This past spring Canadian realty prices leapt to a fevered peak that was far beyond historical norms of affordability or investment valuations in many areas. Since then prices have weakened pretty much all over and many are in shock. See: Toronto home buyers and sellers try to stay afloat in a rocky market:
“…buyers who purchased in the spring have become spooked by the decline in prices in the past few months. Tales of buyer’s remorse are common. Some buyers are trying to back out of deals or renegotiate. Mr. Rocca understands the predicament; he has clients who purchased a bungalow on a very good street with the intention of selling it again for a profit.
“They paid a big buck,” he says. “They paid $1.9-million. Now, that bungalow’s worth $1.6-million. It’s scary.”
Scary? Let’s do some math. If a buyer were funded enough to possess a conventional 20% down payment on 1.9 million, they needed 380K down and a mortgage of $1.520m to close. Five months later, a price decline of just over 15% has evaporated 79% of their notional equity, reducing it to 80K while still owing a mortgage of 1.520 million. And that’s if they did not borrow some of the down payment from relatives or other revolving credit.
And we have hardly even started into this mean reversion process. After leaping 40 or so percent between December 2016 and April 2017 to an average price of $1.455 million in the GTA, and giving back most of that since, average sale prices in the greater Toronto area in July were still $1.177m and some 12k higher than at the start of 2017. Year over year, many prices are not even negative yet.

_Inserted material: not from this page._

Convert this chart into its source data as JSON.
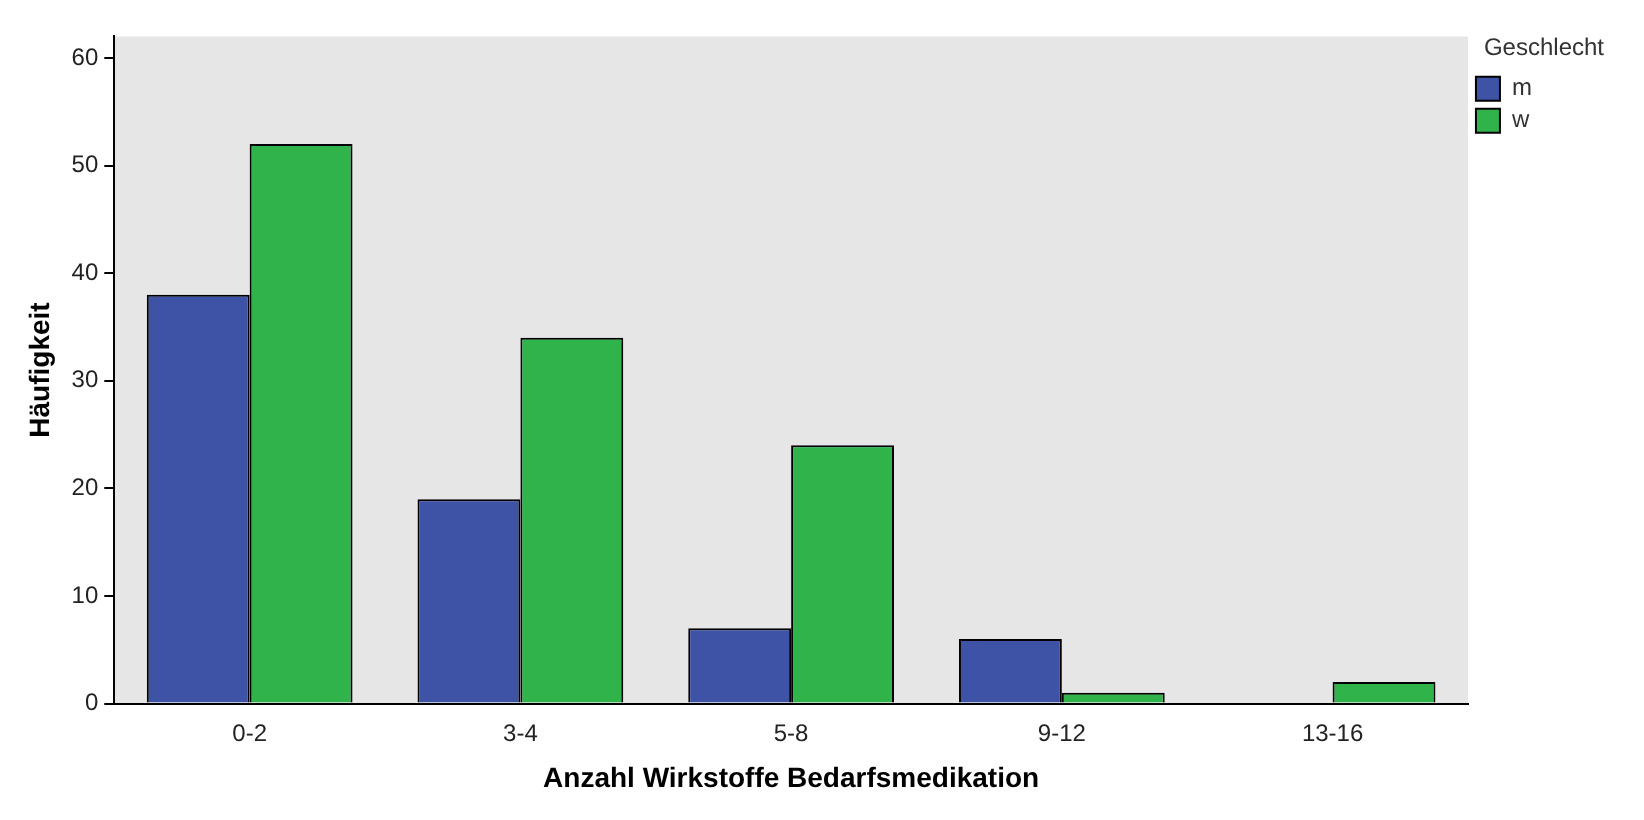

But for the majority of households who were already paying more than 50% of their disposable income just to keep the roof over their heads, a 15 to 20% price decline is not manageable and has already wiped out their equity or put them in a position of owing more than the house is now worth. This makes refinancing or locking in to fixed rate mortgages very challenging already even without further price corrections or higher interest rates.
This is the math of paying too much. Whether it’s for investment securities, real estate or anything else that is supposed to hold value or appreciate over time. The price we pay locks in our return experience for years thereafter. A great many people are going to learn this lesson the hard way yet again in the months and years ahead.